Plato’s work is divided into three periods. In the early period he focuses primarily on Socrates and his ethical views. One of the most famous works from this period is the ‘Apology’, which outlines Socrates’ defence at his trial in 399 B.C.E on charges of corrupting the young and rejecting the gods of the city while advocating other gods. In his second, or middle, period, Plato focuses far more upon epistemology (how we know what we know) and metaphysics (underlying ‘first principles’ such as being, knowing, time, and space). In his late period Plato revisited, revised, and expanded upon the ideas of his middle period.
Plato’s most famous work, which contains what are arguably the best-known of his ideas amongst laypeople today, is The Republic, which dates from the middle period. The significance of The Republic is why I prioritised reading it. Although today it is often understood as being primarily political in nature, the ideal ‘State’ which Plato describes in the ten books of The Republic is actually a metaphor for the ideal person.
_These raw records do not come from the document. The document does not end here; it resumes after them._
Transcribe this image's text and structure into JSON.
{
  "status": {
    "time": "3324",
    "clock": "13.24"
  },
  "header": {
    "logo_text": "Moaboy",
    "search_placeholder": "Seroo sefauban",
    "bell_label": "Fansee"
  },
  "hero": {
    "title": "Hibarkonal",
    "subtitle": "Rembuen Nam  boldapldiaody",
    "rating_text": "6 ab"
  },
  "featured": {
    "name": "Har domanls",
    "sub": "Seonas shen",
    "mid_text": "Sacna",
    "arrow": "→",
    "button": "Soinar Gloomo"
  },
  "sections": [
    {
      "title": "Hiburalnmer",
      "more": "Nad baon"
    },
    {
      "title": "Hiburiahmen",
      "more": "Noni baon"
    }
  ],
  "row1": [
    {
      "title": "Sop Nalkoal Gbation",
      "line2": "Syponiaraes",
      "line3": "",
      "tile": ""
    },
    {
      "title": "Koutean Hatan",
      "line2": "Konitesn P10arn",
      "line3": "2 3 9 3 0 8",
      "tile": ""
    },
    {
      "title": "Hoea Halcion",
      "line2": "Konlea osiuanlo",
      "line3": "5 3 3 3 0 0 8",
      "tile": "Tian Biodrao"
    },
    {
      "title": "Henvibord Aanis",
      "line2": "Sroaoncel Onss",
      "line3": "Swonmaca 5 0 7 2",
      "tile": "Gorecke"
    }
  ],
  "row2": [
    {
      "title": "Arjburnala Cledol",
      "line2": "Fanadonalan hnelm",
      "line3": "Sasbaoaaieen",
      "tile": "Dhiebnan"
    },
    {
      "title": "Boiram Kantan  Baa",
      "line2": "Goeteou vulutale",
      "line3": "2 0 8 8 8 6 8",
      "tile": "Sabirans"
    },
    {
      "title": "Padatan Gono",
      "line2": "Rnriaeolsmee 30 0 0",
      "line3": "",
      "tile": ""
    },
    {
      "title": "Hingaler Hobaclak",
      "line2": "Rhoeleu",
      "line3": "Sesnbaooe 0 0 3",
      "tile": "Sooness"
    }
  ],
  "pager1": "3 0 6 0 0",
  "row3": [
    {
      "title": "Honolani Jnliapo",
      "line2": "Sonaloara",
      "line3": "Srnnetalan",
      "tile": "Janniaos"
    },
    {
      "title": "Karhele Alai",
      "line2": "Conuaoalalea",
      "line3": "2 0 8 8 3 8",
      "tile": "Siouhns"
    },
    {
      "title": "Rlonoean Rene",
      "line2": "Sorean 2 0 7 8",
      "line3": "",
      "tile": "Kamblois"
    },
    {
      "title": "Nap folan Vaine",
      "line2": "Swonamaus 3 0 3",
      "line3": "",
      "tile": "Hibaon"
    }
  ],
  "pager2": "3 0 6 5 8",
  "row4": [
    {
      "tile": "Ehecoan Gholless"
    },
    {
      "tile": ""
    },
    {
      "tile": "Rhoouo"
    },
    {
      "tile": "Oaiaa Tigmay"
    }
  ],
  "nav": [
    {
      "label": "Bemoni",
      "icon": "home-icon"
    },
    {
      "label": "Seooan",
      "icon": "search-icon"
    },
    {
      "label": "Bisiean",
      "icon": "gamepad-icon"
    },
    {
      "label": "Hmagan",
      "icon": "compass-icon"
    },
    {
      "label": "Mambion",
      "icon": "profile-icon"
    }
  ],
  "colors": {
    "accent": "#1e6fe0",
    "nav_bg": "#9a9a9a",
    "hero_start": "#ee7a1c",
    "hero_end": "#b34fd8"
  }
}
In this ideal person the three aspects of the soul – reason/intellect, emotion/sentiment, and desire/instinct – are kept in balance, ruled over by the intellect without any aspect being lost. Only the true philosopher will possess the level of reason necessary to attain this ideal, making philosophers the ideal rulers of society, as everyone else needs them to help them live better lives. Of course, philosophers are too smart to want to be rulers, which may be why an ideal society has never been achieved (Plato’s efforts to become involved in real-life politics may or may not have had something to do with his temporary departure from Athens, possibly to Egypt. Theory does not always translate well into practice).
The other big idea from The Republic which is still floating around today is that of Forms (sometimes transliterated into English as ‘Ideas’, which can get confusing). Basically, if we can think of a thing then not only the thing itself must exist but also a sort of collective mental picture of the ideal essence of the thing, and this essential idea is the Form. Forms also apply to abstract nouns like beauty or justice, and reflect the fact that they are ‘real’ even if not tangible or observable. At least, that’s my understanding.
To express this idea, Plato developed the analogy of the cave. Imagine a group of people chained all their lives in a cave, unable even to look around but only to stare at the wall. Imagine that behind them there is a brilliant light, and that sometimes objects pass in front of the light and cast their shadows on the wall. These shadows are all the cave-people know, so naturally they will consider the shadows themselves to be the ‘real’ things, unaware that they are only imperfect images. Now imagine that one of the people somehow got loose. They would turn and make their way towards the light, which at first would blind them but later would enable them to see, not shadows, but real things (the Forms). Naturally they would be thrilled by their new knowledge, and after exploring their expanded world would likely want to return and enlighten their fellow cave-people. These enlightened people are the philosophers.
Plato also established the very first ‘university’, and it was here that he taught Aristotle, among others. Situated in an olive grove known as ‘Akademia’, it is the origin of the modern terms ‘Academy’ and ‘Academic’. It was the Academy which kept Plato’s teaching and works alive following his death around 348 B.C.E.